Lynnette and I got married 8 years ago today. So obviously, this:
No matter how awkward you are, you’ll probably never be as misunderstood as Robert Frost’s “The Road Not Taken.” Many view the fork in Frost’s famous poem as a metaphor for making a difficult decision. In the end, the speaker chooses the less conventional of the two routes, a decision that has supposedly “made all the difference.” The poem is a metaphor for decision-making, but it has nothing to do with the “right” or “non-traditional” choice. The poem is about how shitty it is to have to make choices at all. Making choices is the death of options. Frost wrote it in the title.
The speaker feels regret because what he really wants is to be able to travel both paths, but knows he can’t. While the last stanza of the poem has always intimated that there was some kind of fundamental difference between the two paths, this is not so:
…though as for that the passing there had worn them really about the same, and both (paths) that morning equally lay in leaves no step had trodden black.
The paths are essentially the same. He does not want to choose because opting for one precludes the traveling of the other. This is the speaker’s true dilemma: he wants it both ways. In the present, he doesn’t know where either path will lead him, but knows in the future he can only experience one. That’s how he gets to the last stanza.
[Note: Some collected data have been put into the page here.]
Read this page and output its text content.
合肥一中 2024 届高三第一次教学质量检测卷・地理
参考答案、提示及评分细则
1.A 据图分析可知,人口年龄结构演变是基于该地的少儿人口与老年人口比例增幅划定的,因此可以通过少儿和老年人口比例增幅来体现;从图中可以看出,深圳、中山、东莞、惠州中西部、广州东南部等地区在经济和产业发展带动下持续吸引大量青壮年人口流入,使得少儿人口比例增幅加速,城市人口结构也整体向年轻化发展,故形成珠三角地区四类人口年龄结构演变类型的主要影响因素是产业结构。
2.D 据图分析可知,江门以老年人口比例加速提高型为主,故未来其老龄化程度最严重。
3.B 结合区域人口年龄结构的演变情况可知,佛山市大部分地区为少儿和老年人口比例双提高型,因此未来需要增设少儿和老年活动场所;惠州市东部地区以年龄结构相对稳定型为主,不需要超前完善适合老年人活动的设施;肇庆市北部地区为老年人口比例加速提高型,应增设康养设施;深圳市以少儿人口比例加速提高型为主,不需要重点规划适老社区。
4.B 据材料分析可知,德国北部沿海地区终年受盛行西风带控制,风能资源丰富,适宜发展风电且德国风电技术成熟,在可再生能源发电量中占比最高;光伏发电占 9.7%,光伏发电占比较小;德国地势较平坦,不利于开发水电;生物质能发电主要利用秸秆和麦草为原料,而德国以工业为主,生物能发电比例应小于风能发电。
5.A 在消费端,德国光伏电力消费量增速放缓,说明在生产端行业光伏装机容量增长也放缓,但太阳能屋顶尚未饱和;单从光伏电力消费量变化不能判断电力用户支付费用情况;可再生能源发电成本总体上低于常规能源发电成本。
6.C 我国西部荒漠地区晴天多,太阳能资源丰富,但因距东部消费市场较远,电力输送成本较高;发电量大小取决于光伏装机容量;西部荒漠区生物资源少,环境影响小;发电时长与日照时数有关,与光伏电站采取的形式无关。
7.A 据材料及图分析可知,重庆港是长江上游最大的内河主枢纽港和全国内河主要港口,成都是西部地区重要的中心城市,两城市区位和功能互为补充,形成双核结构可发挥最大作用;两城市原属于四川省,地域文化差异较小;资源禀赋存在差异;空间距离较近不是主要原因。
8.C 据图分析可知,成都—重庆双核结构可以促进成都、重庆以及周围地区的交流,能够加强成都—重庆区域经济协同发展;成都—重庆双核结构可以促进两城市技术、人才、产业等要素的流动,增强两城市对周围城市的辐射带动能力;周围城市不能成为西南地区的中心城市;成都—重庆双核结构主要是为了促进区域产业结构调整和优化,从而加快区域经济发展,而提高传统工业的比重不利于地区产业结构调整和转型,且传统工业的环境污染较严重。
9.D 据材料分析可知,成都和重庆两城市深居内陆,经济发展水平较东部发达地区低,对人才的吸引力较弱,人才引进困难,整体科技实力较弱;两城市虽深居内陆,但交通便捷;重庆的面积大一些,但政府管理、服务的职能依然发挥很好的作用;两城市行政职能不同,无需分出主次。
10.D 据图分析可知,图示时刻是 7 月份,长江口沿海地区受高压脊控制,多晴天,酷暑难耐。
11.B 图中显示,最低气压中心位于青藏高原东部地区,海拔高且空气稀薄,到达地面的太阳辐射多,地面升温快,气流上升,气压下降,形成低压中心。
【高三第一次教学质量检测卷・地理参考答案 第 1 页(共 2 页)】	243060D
He already knows what’s going to happen in the future. Years from now, he’ll romanticize this decision and retroactively claim that it was absolutely critical when the truth is his decision-making process was terribly primitive. He’ll never truly know if his choice “made all the difference” because he’ll only have knowledge of the single path he chose (and all the subsequent ones). That’s how choices work: way leads on to way. There will be no chance for comparison: that’s the alternate universe everyone talks about. That’s the road not taken.
You’re in the woods, there’s fork in the road. You have to choose if you want to get out of the woods eventually, to take a bath, to eat, not get eaten by a bear, etc. In Frost’s scenario, the options are basically the same which means your decision is more or less arbitrary; you’re making a call based on the available information, then hoping for the best. No one wants to be wrong. We all want to look back and feel and say and tell others (but mostly ourselves) that we absolutely nailed all the key decisions in our lives, that we knew exactly what we were doing. But that’s why the sigh in the last stanza. That’s what he’ll tell everyone, only he’ll be lying.
Because I am the type of person for whom hypothetical situations are often much more fascinating than reality, I can relate to Frost’s wanderer. What If? was always one of my favorite games. What if I had married my college girlfriend? What if Lynnette and I broke up? I wasn’t necessarily wishing for a different life, I just wanted to know what that different life would have been like.
Five minutes before I asked Lynnette to marry me, my body got jittery. My hands started to sweat. My mouth got dry. The same thing happened as I stood in the courtyard of the Halekulani when I saw our seated guests rise for Lynnette. It was the fear of commitment, the fear of having to choose and therefore exhaust all other options. I would know Lynnette and only Lynnette. I would know this life and only this life. It was the same fear Frost’s hiker felt as he stood at that fork in the road. But I got lucky. I didn’t have to decide which path to take. Instead, I chose who I was going to walk the rest of my paths with. If you are in love, or have a wonderful family or amazing friends, then you know what I mean. Sometimes, the where, how, and when doesn’t matter all that much if you’re traveling with people you love.
Happy Anniversary, Lynnette. We shall be telling this with smiles and laughter somewhere ages and ages hence: we had no idea what the hell we were doing, but we decided to do it together, and that has made all the difference.